Если, согласно пословице, чтобы распознать остроумие, нужно самому обладать им, то эпоха Шекспира должна была быть способна его распознать. Сэр Генри Уоттон родился через четыре года после Шекспира и умер через двадцать три года после него; среди его корреспондентов и знакомых я нахожу следующих лиц: Теодор Беза, Исаак Казобон, сэр Филип Сидни, граф Эссекс, лорд Бэкон, сэр Вальтер Рэли, Джон Мильтон, сэр Генри Вейн, Исаак Уолтон, доктор Донн, Абрахам Коули, Беллармин, Чарльз Коттон, Джон Пим, Джон Хейлс, Кеплер, Виет, Альберико Джентили, Паоло Сарпи, Арминий; со всеми ними существуют некие свидетельства его общения, не говоря уже о многих других, которых он, несомненно, видел — Спенсер, Джонсон, Бомонт, Мессинджер, оба Герберта, Марло, Чепмен и остальные. Со времен созвездия великих людей, появившихся в Греции во времена Перикла, никогда не было такого общества, однако их гений не позволил им обнаружить величайший ум во вселенной. Маска нашего поэта была непроницаема. Гору нельзя разглядеть вблизи. Потребовался век, чтобы возникли подозрения, и лишь спустя два столетия после его смерти начала появляться критика, которую мы считаем адекватной. Историю Шекспира невозможно было написать до сих пор, ибо он — отец немецкой литературы: именно с введением Шекспира в немецкую культуру Лессингом и переводом его произведений Виландом и Шлегелем был теснее всего связан стремительный расцвет немецкой литературы. Лишь в девятнадцатом веке, чей спекулятивный гений является своего рода живым Гамлетом, трагедия «Гамлет» могла найти таких изумленных читателей. Ныне литература, философия и мысль «шекспиризированы». Его разум — это горизонт, за который мы в настоящее время не видим. Наши уши приучены к музыке его ритмом. Кольридж и Гёте — единственные критики, которые выразили наши убеждения с достаточной достоверностью, но во всех просвещенных умах есть молчаливое признание его превосходной силы и красоты, которое, подобно христианству, определяет эпоху.

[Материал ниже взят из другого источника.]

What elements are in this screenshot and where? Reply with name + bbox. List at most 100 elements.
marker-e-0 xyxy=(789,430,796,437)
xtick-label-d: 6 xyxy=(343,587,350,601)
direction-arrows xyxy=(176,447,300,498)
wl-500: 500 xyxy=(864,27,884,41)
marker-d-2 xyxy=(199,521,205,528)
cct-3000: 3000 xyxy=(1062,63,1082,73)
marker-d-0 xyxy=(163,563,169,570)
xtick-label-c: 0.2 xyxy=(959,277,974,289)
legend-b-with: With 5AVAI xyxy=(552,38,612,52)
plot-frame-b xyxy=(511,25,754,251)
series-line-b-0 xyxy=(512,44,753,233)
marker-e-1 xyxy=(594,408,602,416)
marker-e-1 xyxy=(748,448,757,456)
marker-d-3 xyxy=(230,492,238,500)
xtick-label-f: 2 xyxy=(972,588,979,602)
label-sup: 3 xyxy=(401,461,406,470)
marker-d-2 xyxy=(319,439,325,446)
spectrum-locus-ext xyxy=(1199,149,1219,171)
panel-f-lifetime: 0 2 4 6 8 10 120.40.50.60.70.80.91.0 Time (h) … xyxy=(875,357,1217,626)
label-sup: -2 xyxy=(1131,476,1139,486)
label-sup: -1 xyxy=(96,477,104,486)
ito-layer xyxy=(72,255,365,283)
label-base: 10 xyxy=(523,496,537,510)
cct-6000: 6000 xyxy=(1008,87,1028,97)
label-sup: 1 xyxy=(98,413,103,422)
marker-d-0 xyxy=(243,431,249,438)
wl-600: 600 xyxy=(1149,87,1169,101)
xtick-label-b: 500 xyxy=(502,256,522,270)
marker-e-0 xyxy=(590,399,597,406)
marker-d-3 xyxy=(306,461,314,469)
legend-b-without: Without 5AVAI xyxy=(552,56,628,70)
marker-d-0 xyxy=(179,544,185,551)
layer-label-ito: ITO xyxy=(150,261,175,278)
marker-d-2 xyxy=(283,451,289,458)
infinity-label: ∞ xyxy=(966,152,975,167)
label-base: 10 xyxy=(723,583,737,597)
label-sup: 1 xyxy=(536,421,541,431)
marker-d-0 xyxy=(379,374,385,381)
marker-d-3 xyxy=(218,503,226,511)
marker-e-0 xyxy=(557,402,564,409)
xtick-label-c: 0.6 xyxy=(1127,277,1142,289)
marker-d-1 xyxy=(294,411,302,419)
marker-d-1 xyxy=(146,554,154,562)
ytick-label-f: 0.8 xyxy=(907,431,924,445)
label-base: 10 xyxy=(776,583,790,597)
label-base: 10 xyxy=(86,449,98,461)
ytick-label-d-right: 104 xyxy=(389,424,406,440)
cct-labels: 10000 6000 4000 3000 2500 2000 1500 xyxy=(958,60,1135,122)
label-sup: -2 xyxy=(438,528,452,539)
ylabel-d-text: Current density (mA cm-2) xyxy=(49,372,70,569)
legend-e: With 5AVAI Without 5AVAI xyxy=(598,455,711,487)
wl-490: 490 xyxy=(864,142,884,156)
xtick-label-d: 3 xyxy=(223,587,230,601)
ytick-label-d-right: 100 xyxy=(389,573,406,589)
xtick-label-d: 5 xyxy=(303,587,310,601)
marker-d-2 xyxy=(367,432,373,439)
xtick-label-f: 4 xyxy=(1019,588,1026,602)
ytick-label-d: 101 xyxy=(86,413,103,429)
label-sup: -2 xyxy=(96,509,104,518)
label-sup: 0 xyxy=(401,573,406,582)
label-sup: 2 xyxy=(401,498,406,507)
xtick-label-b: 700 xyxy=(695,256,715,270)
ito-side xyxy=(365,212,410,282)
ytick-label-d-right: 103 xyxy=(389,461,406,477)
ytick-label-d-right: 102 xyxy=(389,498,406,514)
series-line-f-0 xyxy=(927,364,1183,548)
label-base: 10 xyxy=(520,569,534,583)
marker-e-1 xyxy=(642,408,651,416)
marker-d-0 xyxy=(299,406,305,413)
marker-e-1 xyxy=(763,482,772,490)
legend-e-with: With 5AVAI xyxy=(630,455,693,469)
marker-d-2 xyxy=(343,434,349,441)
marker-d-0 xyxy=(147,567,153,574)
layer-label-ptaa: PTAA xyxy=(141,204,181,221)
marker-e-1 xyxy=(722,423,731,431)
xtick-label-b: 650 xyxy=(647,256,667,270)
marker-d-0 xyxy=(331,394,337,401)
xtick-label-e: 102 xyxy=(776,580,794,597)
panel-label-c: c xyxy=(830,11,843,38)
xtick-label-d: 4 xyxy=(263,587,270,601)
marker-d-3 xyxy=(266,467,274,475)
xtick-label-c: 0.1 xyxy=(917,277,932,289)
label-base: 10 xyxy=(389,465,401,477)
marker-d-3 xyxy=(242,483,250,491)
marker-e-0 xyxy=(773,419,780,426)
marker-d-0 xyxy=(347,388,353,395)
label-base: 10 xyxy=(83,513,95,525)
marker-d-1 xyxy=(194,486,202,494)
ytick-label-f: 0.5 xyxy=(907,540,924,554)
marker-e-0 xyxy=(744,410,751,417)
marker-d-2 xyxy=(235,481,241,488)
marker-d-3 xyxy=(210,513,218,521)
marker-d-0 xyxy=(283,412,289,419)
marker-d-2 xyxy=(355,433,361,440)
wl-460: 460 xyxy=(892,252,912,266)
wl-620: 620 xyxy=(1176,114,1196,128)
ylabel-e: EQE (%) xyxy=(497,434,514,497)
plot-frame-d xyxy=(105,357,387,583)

Шекспировское общество наводило справки во всех направлениях, объявляло о поиске недостающих фактов, предлагало деньги за любую информацию, которая привела бы к доказательствам, — и каков результат? Помимо некоторых важных иллюстраций к истории английского театра, о которых я упоминал, они собрали несколько фактов, касающихся имущества поэта и сделок с ним. Оказывается, что из года в год он владел все большей долей в театре «Блэкфрайерс»: его гардероб и другие принадлежности были его собственностью; что он купил поместье в своей родной деревне на заработки писателя и акционера; что он жил в лучшем доме в Стратфорде; соседи доверяли ему свои поручения в Лондоне, такие как заем денег и тому подобное; что он был настоящим фермером. Примерно в то время, когда он писал «Макбета», он подает в суд на Филиппа Роджерса в городском суде Стратфорда за тридцать пять шиллингов и десять пенсов за зерно, поставлявшееся ему в разное время; и во всех отношениях он предстает как хороший хозяин, не имеющий репутации эксцентричного или несдержанного человека. Он был добродушным человеком, актером и акционером театра, ничем не выделявшимся среди других актеров и антрепренеров. Я признаю важность этой информации. Она стоила тех усилий, которые были затрачены на ее получение.